A century of ideological ferment had created fertile ground for the spread of political violence across much of Europe.[15] Indeed, during the latter half of the nineteenth century, national liberation movements, as well as radical groups seeking far-reaching political and socioeconomic change, began carrying out terrorist attacks in several European countries.[16] In so doing, they built on a long tradition of revolutionary violence that originated in France, where the armées revolutionnaires – the lawless enforcers of the new Jacobin regime – had rampaged through the countryside leaving fear and chaos in their wake.[17] Terror was calculated to serve as a symbolic weapon that would both subdue sworn opponents and intimidate the ambivalent into going along with the aims of the revolution.[18] But whereas elsewhere, progressive parties were split between support for the extreme tactics of the French tradition and the more peaceable vision of liberal humanitarianism, members of the Russian intelligentsia were unanimous in their endorsement of terror as a route to political transformation.[19] Questions of how to establish legal order were submerged in a strain of doctrinaire extremism that stressed the immediacy of getting rid of the ruling elite.[20] The guiding principles of the revolutionary movement in Russia owed a great deal to the theories of philosophers like Nechaev and Tkachev, who promoted terrorism as a means of accelerating the countdown to mass social conflagration and thereby compensating for the absence of suitable socioeconomic conditions.[21] The Bolsheviks, for their part, believed from the earliest years of their existence that terrorism was practically inseparable from revolution.[22]
Terror undoubtedly had deep ideological roots in the Russian revolutionary movement. But the wave of violence that swept across the country in the late imperial period was at least as much due to specific circumstances.

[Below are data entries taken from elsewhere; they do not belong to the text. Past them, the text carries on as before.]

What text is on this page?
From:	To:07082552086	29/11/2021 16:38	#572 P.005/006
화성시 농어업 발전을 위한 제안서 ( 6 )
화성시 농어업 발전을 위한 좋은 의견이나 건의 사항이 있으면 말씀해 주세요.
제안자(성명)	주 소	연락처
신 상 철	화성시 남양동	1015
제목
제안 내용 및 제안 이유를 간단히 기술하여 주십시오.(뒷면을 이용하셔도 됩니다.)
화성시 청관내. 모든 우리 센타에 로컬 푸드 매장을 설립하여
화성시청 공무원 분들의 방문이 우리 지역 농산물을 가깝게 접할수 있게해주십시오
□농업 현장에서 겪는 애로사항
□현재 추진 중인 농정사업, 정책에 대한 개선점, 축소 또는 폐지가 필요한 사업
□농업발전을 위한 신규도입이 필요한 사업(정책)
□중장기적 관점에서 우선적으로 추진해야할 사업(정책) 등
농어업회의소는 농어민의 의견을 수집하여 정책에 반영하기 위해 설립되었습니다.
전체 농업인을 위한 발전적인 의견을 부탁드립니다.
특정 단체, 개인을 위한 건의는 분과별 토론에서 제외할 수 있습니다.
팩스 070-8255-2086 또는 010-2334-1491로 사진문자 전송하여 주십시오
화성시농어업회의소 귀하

As a general rule, terrorism can be understood as an ‘expression of political impatience’.[23] The case of late nineteenth-century Russia was no exception. Legitimate feelings of frustration and helplessness among the intelligentsia had grown out of the tsars’ intransigence when confronted with the demands of modernity, as well as their own inability to bring about positive change through the performance of what they called small deeds, such as educating the peasantry and intervening to mitigate the effects of famine.[24] The lack of legal and institutional resources that might otherwise have given the country’s incipient political parties a stake in the existing system further compounded this sense of despair.[25] Naivety and inexperience played a part in the turn towards political extremism, but the real impetus was the belief that there were simply no other channels through which to bring about substantive change. Initial forays into terrorist activity were relatively restrained. People’s Will, for instance, made a point of targeting specific individuals with known connections to the imperial regime, and remained committed to the principle of ‘not one drop of superfluous blood’.[26] Over time, however, the government’s repressive and heavy-handed response to the spate of political assassinations tended only to drive their perpetrators to ever greater extremes. Amidst the spiralling chaos that accompanied a gradual breakdown in law and order, terrorism became increasingly indiscriminate as radicals lashed out against ‘depersonalised symbols of a hated reality’.[27]

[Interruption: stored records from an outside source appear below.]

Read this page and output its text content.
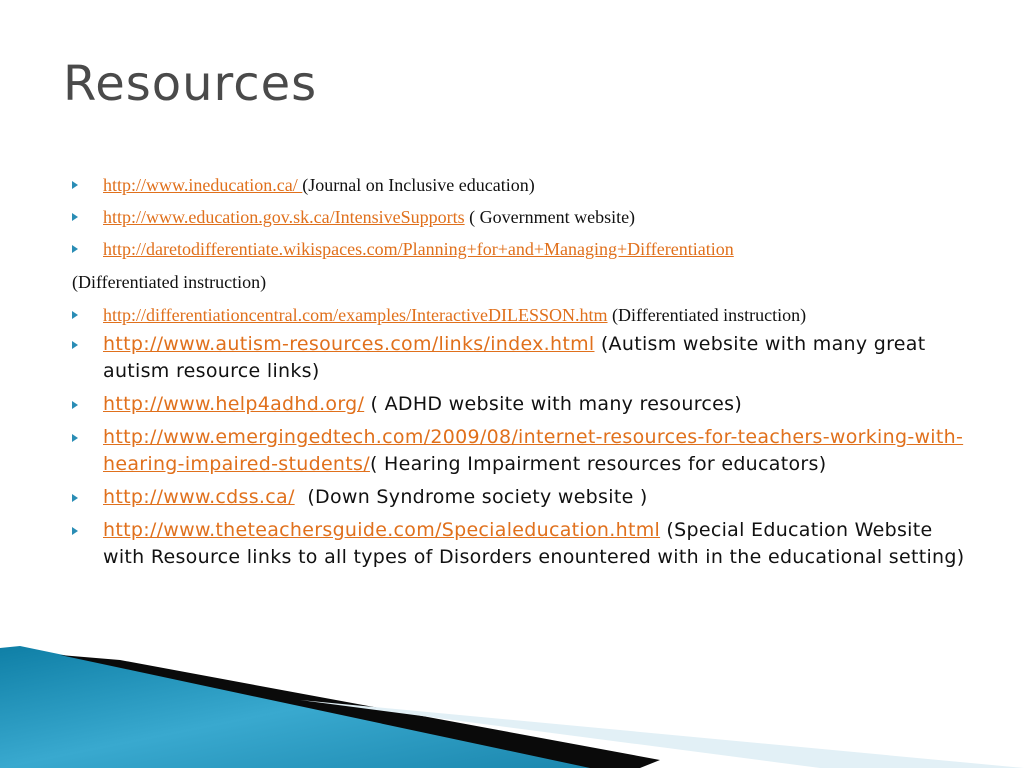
Resources
http://www.ineducation.ca/ (Journal on Inclusive education)
http://www.education.gov.sk.ca/IntensiveSupports ( Government website)
http://daretodifferentiate.wikispaces.com/Planning+for+and+Managing+Differentiation
(Differentiated instruction)
http://differentiationcentral.com/examples/InteractiveDILESSON.htm (Differentiated instruction)
http://www.autism-resources.com/links/index.html (Autism website with many great autism resource links)
http://www.help4adhd.org/ ( ADHD website with many resources)
http://www.emergingedtech.com/2009/08/internet-resources-for-teachers-working-with-hearing-impaired-students/( Hearing Impairment resources for educators)
http://www.cdss.ca/  (Down Syndrome society website )
http://www.theteachersguide.com/Specialeducation.html (Special Education Website with Resource links to all types of Disorders enountered with in the educational setting)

A turning point in the evolution of terror arrived in 1905, when mass upheaval, together with unrelenting acts of revolutionary violence, threatened the foundations of the tsarist regime. The level of anarchy in the main epicentres of the Russian Empire reached new heights as bombings, shootings, abductions, and armed robberies became a daily occurrence.[28] Between 1905 and 1907, over 9,000 people fell victim to terrorist attacks, out of whom approximately 4,500 were state officials.[29] Historians have tended to concentrate on the outsized role of the Socialist Revolutionary Party during this period. Indeed, received wisdom would have it that the Bolsheviks played only a marginal part in the proliferation of armed violence. It is certainly true that, in theory, Lenin condemned individual terrorist acts on the basis that they interfered with the essential role of organised, grassroots movements.[30] However, in the crisis of 1905 to 1907, most radical parties recognised that such disagreements could not come in the way of the collective crusade against the tsarist authorities, and consequently diverged from their ideological principles.[31] From February 1905, negotiations were underway for a potential amalgamation of SD and SR combat groups for the purpose of combined terrorist operations. The result was a convergence in tactics across former political diving lines: just as individual Bolshevik fighters would commonly carry out assassinations of police and military officials, so too did members of the Socialist Revolutionary Party swing towards the more coordinated, guerrilla-style methods of their SD counterparts.[32] Terrorism ultimately became a rite of passage for radical factions of all colours and was widely thought of as the only realistic and effective means of waging war on the old regime.[33] The increasingly belligerent and conspiratorial stance of the Bolshevik party can be observed in the decision of its Moscow committee to launch a premature uprising in December 1905 on the mistaken belief that it would garner the support of the working classes.[34] Prior to the rebellion, the committee’s combat branch issued a manual with detailed instructions on how to engage in guerrilla street fighting.[35] In the end, it was this reckless militancy that lay behind the split in the Social Democratic Party, with the Mensheviks favouring the gradual development of trade unions over the organisation of armed guerrilla groups.[36]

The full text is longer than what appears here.